II Problems and Controversies of Monetary Policy A)Fed policy is decided without political constraints. B) 3 Lags associated with policy 1) The delay between the time a macroeconomic problem arises and the time at which policymakers become aware of it is called a recognition lag.

2) The delay between the time at which a problem is recognized and the time at which a policy to deal with it is enacted, is called the implementation lag. Fiscal policy has a long one while monetary policy has a short one 3) The delay between the time a policy is enacted and the time that policy has its impact on the economy is called the impact lag. Fiscal policy has a short one, monetary policy has a long one.

C) Choosing Targets 1) Federal funds targets. This is carried out through open market operations. 2) Fed is required by law to announce to Congress at the beginning of the year its monetary growth rate target. The Fed typically gives a broad range. This target is not used because the Federal Funds target requires certain money supply levels. 3) Could announce a price level target.

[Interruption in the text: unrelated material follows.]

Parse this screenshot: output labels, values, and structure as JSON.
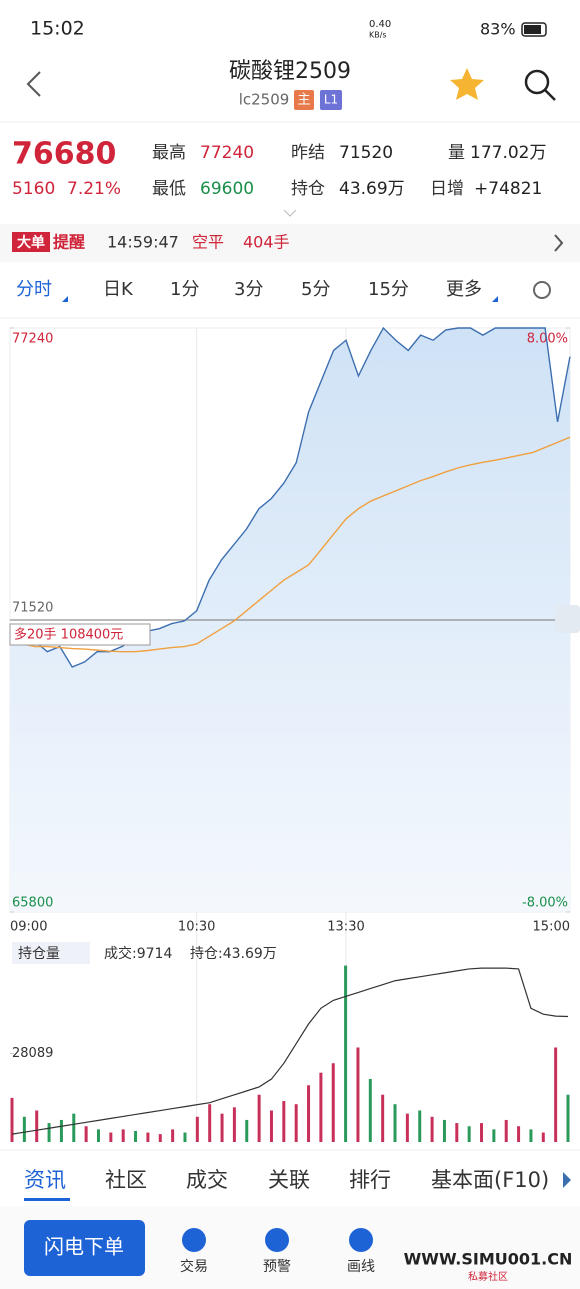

D) Political Pressures Although they are largely independent, the Fed Governors and Chairman are selected by the President and confirmed by congress and they have to report to Congress regularly. E) The Degree of Impact on the Economy A liquidity trap is said to exist when a change in monetary policy has no effect on interest rates.

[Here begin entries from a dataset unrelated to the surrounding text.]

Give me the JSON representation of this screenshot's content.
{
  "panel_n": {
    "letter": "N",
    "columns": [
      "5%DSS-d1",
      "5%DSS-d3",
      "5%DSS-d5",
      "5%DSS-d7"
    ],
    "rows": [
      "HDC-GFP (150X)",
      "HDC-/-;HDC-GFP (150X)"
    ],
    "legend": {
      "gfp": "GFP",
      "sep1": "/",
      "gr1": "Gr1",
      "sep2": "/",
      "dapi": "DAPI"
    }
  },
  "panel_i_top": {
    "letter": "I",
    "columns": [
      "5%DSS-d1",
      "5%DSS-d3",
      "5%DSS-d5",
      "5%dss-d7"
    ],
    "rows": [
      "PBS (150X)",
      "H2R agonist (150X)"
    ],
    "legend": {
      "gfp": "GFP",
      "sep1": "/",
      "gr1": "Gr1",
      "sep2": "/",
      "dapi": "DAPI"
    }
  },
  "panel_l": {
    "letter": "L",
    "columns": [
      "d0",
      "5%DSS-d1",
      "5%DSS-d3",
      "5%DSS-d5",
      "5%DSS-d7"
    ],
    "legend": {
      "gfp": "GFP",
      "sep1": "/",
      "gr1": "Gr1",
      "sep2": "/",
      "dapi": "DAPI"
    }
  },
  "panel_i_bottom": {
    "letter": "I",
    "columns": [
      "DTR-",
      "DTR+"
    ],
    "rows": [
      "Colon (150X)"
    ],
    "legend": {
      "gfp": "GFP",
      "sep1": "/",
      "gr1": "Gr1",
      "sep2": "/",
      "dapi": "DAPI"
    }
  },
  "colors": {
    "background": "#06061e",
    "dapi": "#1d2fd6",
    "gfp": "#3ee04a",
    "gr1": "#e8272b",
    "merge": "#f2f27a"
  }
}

F) Rational Expectations Rational expectations hypothesis is that people use all available information to make forecasts about future economic activity and the price level, and that they adjust their behavior to these forecasts.

III Monetary Policy and the Equation of Exchange. A)The Equation of Exchange 1) The equation of exchange shows that the money supply M times its velocity V equals nominal GDP. 2) Velocity is the number of times the money supply is spent to obtain the goods and services that make up GDP during a particular period. 3) M x V = nominal GDP

4) Using P=nominal GDP/Real GDP, we see an alternative form is, MV=PY. 5) Example 1: M=$500, Y=50 (50 car washes), P=$10 (per car wash). Then V=1. 6) Example 2: US economic data for M=$4,443.5 Billion, P=1.135, Y=7,754.7 Billion. Then V=1.98.

B) Money, Nominal GDP, and Price-Level Changes. 1) Implications of a constant velocity. a) Nominal GDP, I.e. PY, will change only if there is a change in the money supply. b) A change in the money supply would always change nominal GDP by an equal percentage.

2) Note the equation of exchange implies % A M + % A V = % A P + % A Y If the velocity is constant % A V = 0, thus % A M - % A Y = % A P If % A Y is determined by exogenous factors, as they are in the long run, then changes in money are reflected only in price changes. 3) The quantity theory of money holds that in the long run the price level moves in proportion to changes in the money supply.

B) Why the Quantity Theory of Money is Less useful in Analyzing the Short Run. 1) In the short run the velocity of money is not very stable. 2) The same factors which influence money demand will also influence short run velocity, e.g, interest rates, income, expectations. This can be seen by using M=PY/V. This implies things that change M, but not PY will impact V.